2. Die nicht näher substantiierte Aussage, ein Politiker sei dem "Rausschmiss" aus seiner Partei durch seinen Austritt zuvorgekommen, stellt eine nicht gegendarstellungsfähige Meinungsäußerung dar.

 

Verfahrensgang

LG Dresden (Aktenzeichen 3 O 2108/16 EV)

 

Tenor

I. Nach Erledigung der Hauptsache werden die Kosten des Rechtsstreits dem Verfügungskläger auferlegt.

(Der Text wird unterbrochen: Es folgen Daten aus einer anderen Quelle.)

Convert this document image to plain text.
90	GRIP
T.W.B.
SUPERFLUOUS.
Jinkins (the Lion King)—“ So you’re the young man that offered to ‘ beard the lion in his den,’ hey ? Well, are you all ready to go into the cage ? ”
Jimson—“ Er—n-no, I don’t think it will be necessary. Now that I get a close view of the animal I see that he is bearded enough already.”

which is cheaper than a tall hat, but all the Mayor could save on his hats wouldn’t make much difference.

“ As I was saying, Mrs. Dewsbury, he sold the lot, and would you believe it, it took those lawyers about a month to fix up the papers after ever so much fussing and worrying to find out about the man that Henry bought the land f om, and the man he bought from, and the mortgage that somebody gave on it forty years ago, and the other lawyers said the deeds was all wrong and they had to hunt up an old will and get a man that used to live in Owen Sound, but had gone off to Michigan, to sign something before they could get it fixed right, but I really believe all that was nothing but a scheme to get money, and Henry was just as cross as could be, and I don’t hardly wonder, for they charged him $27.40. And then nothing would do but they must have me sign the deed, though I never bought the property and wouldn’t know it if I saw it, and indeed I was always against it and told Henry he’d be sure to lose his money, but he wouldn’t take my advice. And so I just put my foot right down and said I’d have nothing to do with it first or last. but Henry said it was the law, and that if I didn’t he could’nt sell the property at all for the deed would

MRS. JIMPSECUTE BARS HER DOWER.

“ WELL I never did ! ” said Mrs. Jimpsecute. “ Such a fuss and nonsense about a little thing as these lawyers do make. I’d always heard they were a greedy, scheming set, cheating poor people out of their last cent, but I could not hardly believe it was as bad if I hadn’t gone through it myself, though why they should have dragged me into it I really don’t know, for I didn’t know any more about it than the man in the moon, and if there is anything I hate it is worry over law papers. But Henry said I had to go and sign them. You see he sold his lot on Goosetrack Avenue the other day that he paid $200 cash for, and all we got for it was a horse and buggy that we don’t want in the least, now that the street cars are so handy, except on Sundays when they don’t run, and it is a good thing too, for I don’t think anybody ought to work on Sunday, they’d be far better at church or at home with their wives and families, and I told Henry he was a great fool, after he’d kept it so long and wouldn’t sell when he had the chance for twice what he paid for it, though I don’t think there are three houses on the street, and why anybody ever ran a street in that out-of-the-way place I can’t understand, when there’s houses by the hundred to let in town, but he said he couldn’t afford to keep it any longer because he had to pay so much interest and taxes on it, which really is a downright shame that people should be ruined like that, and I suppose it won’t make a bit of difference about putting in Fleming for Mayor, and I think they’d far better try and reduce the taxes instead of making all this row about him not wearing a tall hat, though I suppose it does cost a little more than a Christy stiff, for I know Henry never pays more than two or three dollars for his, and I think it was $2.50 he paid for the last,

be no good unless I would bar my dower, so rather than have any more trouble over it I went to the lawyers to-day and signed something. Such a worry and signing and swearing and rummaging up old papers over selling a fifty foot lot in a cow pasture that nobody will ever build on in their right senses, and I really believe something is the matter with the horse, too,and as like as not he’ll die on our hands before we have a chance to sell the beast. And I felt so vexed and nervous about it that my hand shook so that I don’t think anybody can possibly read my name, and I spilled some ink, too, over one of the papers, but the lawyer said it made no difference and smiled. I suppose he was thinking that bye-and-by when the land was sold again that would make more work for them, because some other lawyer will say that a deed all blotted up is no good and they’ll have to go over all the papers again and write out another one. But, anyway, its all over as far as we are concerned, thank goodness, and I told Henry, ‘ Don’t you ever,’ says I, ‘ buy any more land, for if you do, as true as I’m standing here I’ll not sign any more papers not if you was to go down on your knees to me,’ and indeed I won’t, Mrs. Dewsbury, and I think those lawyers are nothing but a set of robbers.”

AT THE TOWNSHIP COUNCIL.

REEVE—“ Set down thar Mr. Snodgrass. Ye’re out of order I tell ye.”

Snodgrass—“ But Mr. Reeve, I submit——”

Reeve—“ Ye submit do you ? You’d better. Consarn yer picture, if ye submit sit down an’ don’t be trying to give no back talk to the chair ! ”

II. Der Streitwert für das Berufungsverfahren wird auf 12.000,- EUR festgesetzt.

 

Gründe

Nachdem beide Parteien das Verfahren übereinstimmend für erledigt erklärt haben, war über die Kosten des Rechtsstreits nach § 91a ZPO nach billigem Ermessen unter Berücksichtigung des Sach- und Streitstandes zu entscheiden. Das Urteil des LG als Vollstreckungstitel ist hierdurch weggefallen, einer klarstellenden Aufhebung bedurfte es nicht. Dies führte zur Auferlegung der Kosten auf den Verfügungskläger (Kl.).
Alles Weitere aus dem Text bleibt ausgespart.